OneSchool was one of 700 private schools that were eligible for the federal government’s $89 billion JobKeeper program, which has been controversial. On Monday, the federal Treasury disclosed that $27 billion of JobKeeper payments were to recipients that didn’t experience the requisite 30 per cent decline in turnover.
But in that calculation, the Treasury excluded not-for-profits, new businesses or those too small to submit a quarterly activity statement to the tax office, and subsidiaries of larger businesses. This means the actual payment to businesses that didn’t meet the requirements to be eligible for JobKeeper could have been as much as $40 billion.
According to Australian Tax Office data, 700 private schools received $750 million in JobKeeper payments. Among the many non-government schools that received stimulus payments, including JobKeeper, were Melbourne’s Wesley College which received $18.2 million, and Sydney’s Moriah College, which qualified for $6.8 million.
When students graduate from OneSchool Global, they can enrol at university but only through distance education because they are not permitted to attend campuses in person. Many complete certificate-level courses in office studies and accountancy at school, then typically go to work in businesses run by members of the church.

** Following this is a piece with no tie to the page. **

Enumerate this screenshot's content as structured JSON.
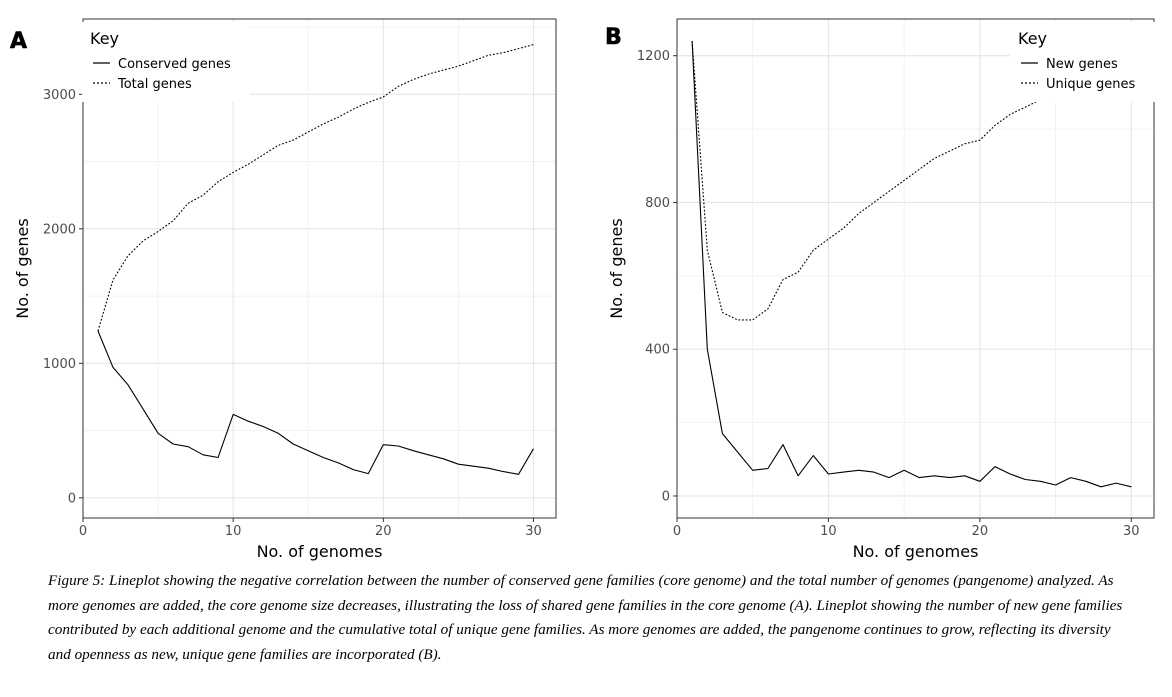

Businesses run by its members operate in sectors as varied as building, manufacturing and aged care, and according to the church’s website, generate a combined turnover of $22 billion. The church is also linked to a charity, the Rapid Relief Team, which has provided assistance in regional areas in recent years to drought-affected farmers and families affected by bushfires.
Former Greens leader Bob Brown has accused the Plymouth Brethren Christian Church of having a contrived and cruel religious dogma.
The church came to greater public attention during Mr Howard’s prime ministership, after its members spent $370,000 on anti-Greens campaigns at the 2004 election. They also met with then Greens leader Bob Brown after he unsuccessfully called for an inquiry into the group.
In his book Optimism, Mr Brown dedicated a chapter to the PBCC, a group which he wrote had a contrived and cruel religious dogma. He quoted Mr Hales as telling his members: “You come in touch with worldly people, you’ll have some sense of defilement … and you’re in control, you’re superior, I mean morally.”
Mr Brown also wrote of how Mr Hales advised church members to scorn, disdain and hate the principles of the outside world.
In that chapter Mr Brown also told of how he had met several former members who reported harrowing stories of excommunication from the church, including from their spouses, children, siblings, parents and grandparents.
The church has said it follows up on members who decide to leave the congregation.